Hi @AlasdairGray @ljgarcia I've got the following prepared for the target page on GtoPdb. I've included the proteins and genes all under "hasBioChemEntityPart" . Ideally, I'd use the isEncodedByBioChemEntity as a subclause for each protein. But there are cases where more than one gene and protein per species are included on our target pages. Happy to discuss. But useful to know how this looks.

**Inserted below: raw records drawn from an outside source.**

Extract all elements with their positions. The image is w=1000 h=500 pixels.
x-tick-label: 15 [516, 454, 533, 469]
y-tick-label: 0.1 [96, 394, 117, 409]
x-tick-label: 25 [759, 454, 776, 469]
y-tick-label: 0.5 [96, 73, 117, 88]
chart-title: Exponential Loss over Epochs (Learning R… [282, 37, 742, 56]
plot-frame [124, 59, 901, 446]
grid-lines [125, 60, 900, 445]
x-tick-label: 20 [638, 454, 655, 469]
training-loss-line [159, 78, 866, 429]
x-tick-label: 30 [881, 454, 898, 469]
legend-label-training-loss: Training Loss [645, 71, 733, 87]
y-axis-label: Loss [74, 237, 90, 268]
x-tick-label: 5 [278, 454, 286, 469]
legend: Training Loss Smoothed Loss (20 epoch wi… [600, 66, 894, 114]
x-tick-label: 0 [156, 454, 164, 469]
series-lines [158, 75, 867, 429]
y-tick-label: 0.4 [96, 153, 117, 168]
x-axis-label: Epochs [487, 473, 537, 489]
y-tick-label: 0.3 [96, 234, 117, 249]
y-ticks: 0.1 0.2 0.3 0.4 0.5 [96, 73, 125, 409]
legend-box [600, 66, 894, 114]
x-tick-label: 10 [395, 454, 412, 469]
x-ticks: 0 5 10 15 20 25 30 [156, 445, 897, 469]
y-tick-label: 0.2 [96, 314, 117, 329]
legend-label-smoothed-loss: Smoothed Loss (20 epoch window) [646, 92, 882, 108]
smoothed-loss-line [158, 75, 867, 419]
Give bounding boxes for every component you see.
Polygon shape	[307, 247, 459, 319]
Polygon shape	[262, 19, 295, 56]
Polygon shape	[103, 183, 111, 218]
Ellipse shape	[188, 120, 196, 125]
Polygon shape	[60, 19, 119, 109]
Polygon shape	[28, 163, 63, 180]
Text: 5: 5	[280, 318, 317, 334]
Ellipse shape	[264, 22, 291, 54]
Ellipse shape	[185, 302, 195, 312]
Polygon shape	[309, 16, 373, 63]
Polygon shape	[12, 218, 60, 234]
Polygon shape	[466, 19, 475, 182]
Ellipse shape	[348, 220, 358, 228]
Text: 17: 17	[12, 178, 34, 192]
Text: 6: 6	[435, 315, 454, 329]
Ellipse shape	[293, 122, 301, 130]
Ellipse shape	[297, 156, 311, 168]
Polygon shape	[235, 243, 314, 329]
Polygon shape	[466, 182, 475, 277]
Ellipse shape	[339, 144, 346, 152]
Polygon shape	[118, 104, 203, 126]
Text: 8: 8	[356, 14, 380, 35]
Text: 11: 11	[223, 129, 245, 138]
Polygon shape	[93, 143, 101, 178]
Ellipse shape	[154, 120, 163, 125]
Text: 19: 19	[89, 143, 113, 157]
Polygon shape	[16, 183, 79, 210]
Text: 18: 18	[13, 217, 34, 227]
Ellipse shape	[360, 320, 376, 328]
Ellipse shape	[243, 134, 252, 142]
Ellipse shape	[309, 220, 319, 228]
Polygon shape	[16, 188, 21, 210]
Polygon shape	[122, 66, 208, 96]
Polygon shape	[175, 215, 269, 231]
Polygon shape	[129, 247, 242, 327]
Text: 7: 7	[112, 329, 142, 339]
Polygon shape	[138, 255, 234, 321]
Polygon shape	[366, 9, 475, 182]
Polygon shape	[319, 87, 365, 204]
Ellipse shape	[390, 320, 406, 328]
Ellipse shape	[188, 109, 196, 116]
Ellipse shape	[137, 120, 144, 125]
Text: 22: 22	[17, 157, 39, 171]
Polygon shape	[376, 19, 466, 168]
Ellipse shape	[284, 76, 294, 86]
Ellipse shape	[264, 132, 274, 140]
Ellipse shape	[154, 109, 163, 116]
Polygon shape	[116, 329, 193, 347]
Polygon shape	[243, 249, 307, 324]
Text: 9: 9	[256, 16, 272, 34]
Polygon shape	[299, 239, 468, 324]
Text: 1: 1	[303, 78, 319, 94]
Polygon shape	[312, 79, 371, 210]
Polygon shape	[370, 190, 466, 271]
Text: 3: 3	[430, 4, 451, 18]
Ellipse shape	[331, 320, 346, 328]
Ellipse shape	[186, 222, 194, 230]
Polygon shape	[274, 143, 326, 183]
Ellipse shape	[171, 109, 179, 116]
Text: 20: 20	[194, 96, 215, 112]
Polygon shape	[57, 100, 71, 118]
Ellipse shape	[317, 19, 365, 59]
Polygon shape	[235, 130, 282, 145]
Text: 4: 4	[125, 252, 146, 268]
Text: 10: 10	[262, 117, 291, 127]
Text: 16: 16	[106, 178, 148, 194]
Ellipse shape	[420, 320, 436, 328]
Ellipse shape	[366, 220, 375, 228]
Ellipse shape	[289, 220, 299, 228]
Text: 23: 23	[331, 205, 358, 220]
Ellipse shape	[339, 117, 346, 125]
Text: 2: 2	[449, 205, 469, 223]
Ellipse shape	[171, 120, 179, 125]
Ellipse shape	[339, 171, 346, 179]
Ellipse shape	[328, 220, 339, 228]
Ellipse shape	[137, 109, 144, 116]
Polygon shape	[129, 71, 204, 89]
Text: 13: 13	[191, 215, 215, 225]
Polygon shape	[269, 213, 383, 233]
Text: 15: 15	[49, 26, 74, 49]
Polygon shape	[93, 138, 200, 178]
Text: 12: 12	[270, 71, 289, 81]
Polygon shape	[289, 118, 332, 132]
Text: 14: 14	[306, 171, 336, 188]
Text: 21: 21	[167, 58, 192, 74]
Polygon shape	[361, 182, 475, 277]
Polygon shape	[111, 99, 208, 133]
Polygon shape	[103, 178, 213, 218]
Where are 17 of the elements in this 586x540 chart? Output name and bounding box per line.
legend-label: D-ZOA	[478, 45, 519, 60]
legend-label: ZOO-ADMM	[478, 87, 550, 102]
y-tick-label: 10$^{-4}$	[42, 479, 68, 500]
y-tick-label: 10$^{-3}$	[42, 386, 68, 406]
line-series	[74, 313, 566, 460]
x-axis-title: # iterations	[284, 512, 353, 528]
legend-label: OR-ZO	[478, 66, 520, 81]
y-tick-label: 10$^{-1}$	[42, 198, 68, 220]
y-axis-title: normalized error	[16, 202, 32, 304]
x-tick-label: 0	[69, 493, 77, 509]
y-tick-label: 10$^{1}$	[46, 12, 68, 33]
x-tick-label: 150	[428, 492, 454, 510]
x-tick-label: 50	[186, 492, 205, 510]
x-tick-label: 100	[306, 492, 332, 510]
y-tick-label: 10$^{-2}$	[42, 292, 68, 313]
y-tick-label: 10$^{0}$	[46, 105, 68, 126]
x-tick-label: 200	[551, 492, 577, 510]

<!-- BioSchemas Mark-Up For Targets -->
        <script type="application/ld+json">  
            {
                "@context": "http://schema.org", 
                "@id": "https://www.guidetopharmacology.org/GRAC/ObjectDisplayForward?objectId=19#",
                "@type": "DataRecord",
                "includedInDataset": {
                    "@type": "Dataset",
                    "@id": "https://www.guidetopharmacology.org/index.jsp#dataset"
                },
                "citation": {
                    "@id": "",
                    "@type": "ScholarlyPublication"
                },
                "mainEntity": {
                "@id": "https://www.guidetopharmacology.org/GRAC/ObjectDisplayForward?objectId=19",
                "@type": "Protein",
                "http://purl.org/dc/terms/conformsTo": "https://bioschemas.org/specifications/Protein/0.9-DRAFT",
                "identifier": "19",
                "name": "A<sub>2A</sub> receptor",
                "description": "A<sub>2A</sub> receptor",
                "alternateName": ["RDC8","A2-AR","adenosine receptor A2a"],
                "url": "https://www.guidetopharmacology.org/GRAC/ObjectDisplayForward?objectId=19",

                "hasBioChemEntityPart": [
                {
                        "@type": "Protein",
                        "sameAs": "https://www.uniprot.org/uniprot/P29274",
                        "taxonomicRange": {
                            "@id": "https://identifiers.org/taxonomy:9606",
                            "@type": "Taxon",
                            "name": "Human"
                        }
                        },
                {
                        "@type": "Protein",
                        "sameAs": "https://www.uniprot.org/uniprot/Q60613",
                        "taxonomicRange": {
                            "@id": "https://identifiers.org/taxonomy:10090",
                            "@type": "Taxon",
                            "name": "Mouse"
                        }
                        },
                {
                        "@type": "Protein",
                        "sameAs": "https://www.uniprot.org/uniprot/P30543",
                        "taxonomicRange": {
                            "@id": "https://identifiers.org/taxonomy:10116",
                            "@type": "Taxon",
                            "name": "Rat"
                        }
                        },
                {
                            "@type": "Gene",
                            "sameAs": "https://rgd.mcw.edu/rgdweb/report/gene/main.html?id=2049",
                            "name": "Adora2a",
                            "identifier": "2049",
                            "hasRepresentation": "20p12"
                        },
                        "taxonomicRange": {
                            "@id": "https://identifiers.org/taxonomy:10116",
                            "@type": "Taxon",
                            "name": "Rat"
                        },
                {
                            "@type": "Gene",
                            "sameAs": "https://www.genenames.org/data/gene-symbol-report/#!/hgnc_id/HGNC:263",
                            "name": "ADORA2A",
                            "identifier": "263",
                            "hasRepresentation": "22q11.23"
                        },
                        "taxonomicRange": {
                            "@id": "https://identifiers.org/taxonomy:9606",
                            "@type": "Taxon",
                            "name": "Human"
                        },
      {
                            "@type": "Gene",
                            "sameAs": "http://www.informatics.jax.org/marker/MGI:99402",
                            "name": "Adora2a",
                            "identifier": "MGI:99402",
                            "hasRepresentation": "10"
                        },
                        "taxonomicRange": {
                            "@id": "https://identifiers.org/taxonomy:10090",
                            "@type": "Taxon",
                            "name": "Mouse"
                        }
                ]        
                }
            }
        </script>
<!-- END OF BioSchemas Mark-Up -->

simondharding avatar Dec 20 '19 10:12 simondharding

Hi @simondharding

It looks good although having both proteins and genes as targets for hasBioChemEntityPart seems odd (to me).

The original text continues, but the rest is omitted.